Hintergrund dieser Pflichtveröffentlichung ist § 41 Abs. 4 des "WDR-Gesetzes", den der nordrhein-westfälische Landtag erst im Dezember 2009 beschlossen hat. Darin heißt es zur Transparenz der gebührenfinanzierten Anstalt: "Der WDR veröffentlicht die für die Tätigkeit im Geschäftsjahr gewährten Bezüge der Intendantin oder des Intendanten und der vom Rundfunkrat gewählten Direktorinnen und Direktoren unter Namensnennung, aufgeteilt nach erfolgsunabhängigen und erfolgsbezogenen Komponenten sowie Komponenten mit langfristiger Anreizwirkung, im Geschäftsbericht."
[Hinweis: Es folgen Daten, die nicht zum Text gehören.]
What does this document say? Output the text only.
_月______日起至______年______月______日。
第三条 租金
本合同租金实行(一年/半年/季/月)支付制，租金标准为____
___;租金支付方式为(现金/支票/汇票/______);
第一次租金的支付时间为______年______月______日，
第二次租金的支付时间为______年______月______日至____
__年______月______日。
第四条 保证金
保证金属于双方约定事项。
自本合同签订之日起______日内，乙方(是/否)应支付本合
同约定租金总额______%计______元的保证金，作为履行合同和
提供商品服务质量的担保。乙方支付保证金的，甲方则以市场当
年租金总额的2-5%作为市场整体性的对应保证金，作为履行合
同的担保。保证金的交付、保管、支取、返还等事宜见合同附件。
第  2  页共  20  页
Der Geschäftsbericht findet sich hier als PDF. Die Bezüge wie auch die Pensionsrückstellungen für die Intendantin und ihre Direktoren stehen auf Seite 94. Wie viel die anderen Top-Manager der öffentlich-rechtlichen Programmanstalten verdienen, bleibt weiter unklar. Der WDR ist bisher der einzige Sender, dem diese Transparenz von der Politik verordnet wurde. Freiwillig rückt die Daten keiner raus.
So bewegt sich unter anderem der Verdienst von ZDF-Chef Markus Schächter sehr im Ungefähren. Als die taz im Sommer 2005 auf ihrer Titelseite spekulierte, Schächter erhalte 500.000 Euro, hieß es immerhin offiziell vom Sender, der Intendant verdiene "auf keinen Fall 500.000 Euro, noch nicht einmal die Hälfte". Das galt zumindest vor fünf Jahren noch.